Andrey Repin
Composting specialist, consultant.
The C/N ratio is the ratio of Carbon to Nitrogen. This ratio is widely used in agriculture to control soil quality and fertilizer application. It is no less important when producing compost for champignon mushrooms. The C/N ratio forms the basis for developing compost formulas, selecting components, and is a key indicator of compost quality. Quality compost is the key to a high yield on a mushroom farm. The optimal C/N ratio in Phase 1 compost is 18-20, in Phase 2 compost is 15-17, and in Phase 3 compost is 14-16.
To calculate the C/N ratio, we need to know the ash content in the compost (ash is the inorganic part of the compost), the percentage of total nitrogen (determined in the lab), and the percentage of carbon, which we do not measure but calculate. First, we need to find out how much organic matter is in the sample – (100% – Ash). It is assumed that organic matter contains 50% carbon. Thus, Carbon = (100% – Ash) / 2. Finally, the C/N ratio = Carbon / Total Nitrogen.
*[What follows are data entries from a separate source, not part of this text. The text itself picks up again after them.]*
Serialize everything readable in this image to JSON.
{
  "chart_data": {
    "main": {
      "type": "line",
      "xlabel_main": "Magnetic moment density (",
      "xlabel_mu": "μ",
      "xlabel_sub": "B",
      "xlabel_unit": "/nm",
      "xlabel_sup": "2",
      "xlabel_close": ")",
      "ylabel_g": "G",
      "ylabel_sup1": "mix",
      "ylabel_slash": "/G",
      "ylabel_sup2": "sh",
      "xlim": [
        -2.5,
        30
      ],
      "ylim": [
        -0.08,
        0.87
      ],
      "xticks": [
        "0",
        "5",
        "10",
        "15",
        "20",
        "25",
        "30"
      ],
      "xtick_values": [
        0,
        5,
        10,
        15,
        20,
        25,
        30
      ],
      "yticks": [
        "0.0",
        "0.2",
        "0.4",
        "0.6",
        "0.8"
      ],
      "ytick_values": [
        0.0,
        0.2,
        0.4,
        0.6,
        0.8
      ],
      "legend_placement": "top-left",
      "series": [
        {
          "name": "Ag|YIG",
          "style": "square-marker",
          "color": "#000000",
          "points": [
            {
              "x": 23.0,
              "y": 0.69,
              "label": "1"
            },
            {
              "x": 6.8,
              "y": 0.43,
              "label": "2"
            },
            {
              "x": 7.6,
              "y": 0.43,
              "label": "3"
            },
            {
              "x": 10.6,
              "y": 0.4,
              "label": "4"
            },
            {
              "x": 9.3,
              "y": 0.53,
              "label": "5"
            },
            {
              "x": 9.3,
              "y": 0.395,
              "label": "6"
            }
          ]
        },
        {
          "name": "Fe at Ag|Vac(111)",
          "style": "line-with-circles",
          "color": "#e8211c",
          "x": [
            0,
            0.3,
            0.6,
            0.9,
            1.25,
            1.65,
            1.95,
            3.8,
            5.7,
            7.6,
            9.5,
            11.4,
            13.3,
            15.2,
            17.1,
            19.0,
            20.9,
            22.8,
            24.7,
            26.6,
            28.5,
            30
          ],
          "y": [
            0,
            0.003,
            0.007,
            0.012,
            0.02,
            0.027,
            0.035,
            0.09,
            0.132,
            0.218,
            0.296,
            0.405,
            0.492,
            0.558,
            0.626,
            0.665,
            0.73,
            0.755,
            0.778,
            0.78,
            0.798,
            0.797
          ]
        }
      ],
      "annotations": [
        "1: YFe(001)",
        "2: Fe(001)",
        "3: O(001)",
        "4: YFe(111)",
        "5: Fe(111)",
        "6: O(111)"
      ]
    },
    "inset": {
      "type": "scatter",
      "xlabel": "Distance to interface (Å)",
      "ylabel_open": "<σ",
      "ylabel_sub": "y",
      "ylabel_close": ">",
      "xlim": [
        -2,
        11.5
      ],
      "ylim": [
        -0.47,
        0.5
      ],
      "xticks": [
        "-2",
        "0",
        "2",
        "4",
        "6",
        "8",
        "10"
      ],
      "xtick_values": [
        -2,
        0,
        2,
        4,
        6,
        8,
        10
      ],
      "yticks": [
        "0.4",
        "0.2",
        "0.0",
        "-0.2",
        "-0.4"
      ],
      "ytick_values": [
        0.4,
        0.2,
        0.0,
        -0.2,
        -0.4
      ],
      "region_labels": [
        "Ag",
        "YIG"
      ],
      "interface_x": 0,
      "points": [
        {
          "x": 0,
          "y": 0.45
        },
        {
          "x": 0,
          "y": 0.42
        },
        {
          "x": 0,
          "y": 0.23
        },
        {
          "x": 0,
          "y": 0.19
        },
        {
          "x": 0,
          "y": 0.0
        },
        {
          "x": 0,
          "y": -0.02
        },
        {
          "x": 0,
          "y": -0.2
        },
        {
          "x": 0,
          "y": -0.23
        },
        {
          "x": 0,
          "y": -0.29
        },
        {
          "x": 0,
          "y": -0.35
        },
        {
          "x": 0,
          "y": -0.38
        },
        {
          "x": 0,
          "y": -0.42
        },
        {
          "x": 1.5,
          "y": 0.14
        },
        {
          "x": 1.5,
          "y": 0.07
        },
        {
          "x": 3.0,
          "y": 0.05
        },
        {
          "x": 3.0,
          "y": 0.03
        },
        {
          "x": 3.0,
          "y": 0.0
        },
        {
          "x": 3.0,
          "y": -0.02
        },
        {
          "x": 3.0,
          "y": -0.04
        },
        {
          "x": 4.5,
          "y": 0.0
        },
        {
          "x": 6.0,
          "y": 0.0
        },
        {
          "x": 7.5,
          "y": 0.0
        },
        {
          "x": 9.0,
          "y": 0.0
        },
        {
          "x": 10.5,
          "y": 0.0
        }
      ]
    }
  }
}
How can we regulate the C/N ratio? The simplest and most accessible way is by changing the nitrogen level in the compost. The higher the nitrogen in the compost, the lower the C/N ratio will shift, and vice versa. Here, we are primarily limited by the need to remove ammonia from the compost during Phase 2 in the upper part and the required nutrient level and compost activity at the lower level. Influencing the carbon level is more complex and multifactorial. First of all, it’s about the quality of raw materials. Straw – if it gets wet during harvesting or has sand impurities – will start with a high ash content (inorganic part), and the carbon level will be lower. Chicken manure – if it’s from laying hens, calcium supplements like sand or granules are added to their feed to make the eggshells stronger. These additives are excreted almost unchanged in the manure, significantly raising the ash content in the chicken manure. The storage and mixing area for the manure also matters. Ideally, it should be a concrete platform, both at the poultry farm and the composting facility. The more impurities there are, the higher the ash content, and the lower the carbon content.
If we calculate a high nitrogen level in the compost formula, the composting process will be more active, releasing a large amount of ammonia, utilizing a significant amount of carbon, and resulting in a notable increase in ash content by the end of Phase 1. Such compost will appear dark, the moisture will feel higher than what the lab will later show, there will be a strong ammonia smell, the structure will be short, and the straw in the compost will be soft. Such compost may cause issues during Phase 2. Ammonia will be released for a longer time, and the compost will be “greasy.” In Phase 3, the colonization will be slow and uneven. In the finished Phase 3 compost, there will be dark spots of uncolonized compost with an unpleasant ammonia smell.
If, on the contrary, a low nitrogen level is calculated, the compost’s activity will be low both at the compost production stage and at the mushroom farm. In this case, the carbon level will remain higher, and there won’t be enough nitrogen to transform the easily degradable carbohydrates into harder-to-degrade carbohydrates. This will lead to the compost not being selective (selective compost is compost that provides nutrition only for champignons) and will result in the growth of competing molds and other diseases.
Secondly, the production schedule itself is important. During compost production, energy is mostly consumed through carbon. Therefore, during the production process, the carbon level decreases, and the inorganic part – ash – increases. With modern production methods, composting time can be significantly reduced. If the production schedule is shortened, the compost uses less carbon and forms less ash, which ultimately provides more nutrition and energy for mushroom production. Such compost looks lighter, fluffier, the structure is usually longer, the straw is quite tough, and the moisture content is low. However, with this type of compost, there is a risk that not all production stages (especially fermentation) were completed sufficiently, and there is a higher risk of disease, which could affect mushroom quality.
With a longer production schedule, all processes take longer, resulting in more carbon loss, and the ash content becomes high. The compost looks over-composted, dark, with poor, short structure. There may be issues with aerating such compost in both Phase 1 and Phases 2/3. A lack of oxygen due to improper aeration will negatively affect compost quality.
In conclusion, the C/N ratio is a complex reflection of the entire composting process, including the compost formula, production schedule, and raw material quality. It is crucial to maintain balance across all parameters to adhere to the “golden” mean. Striving for low ash, sufficiently high nitrogen, and an optimal schedule is essential.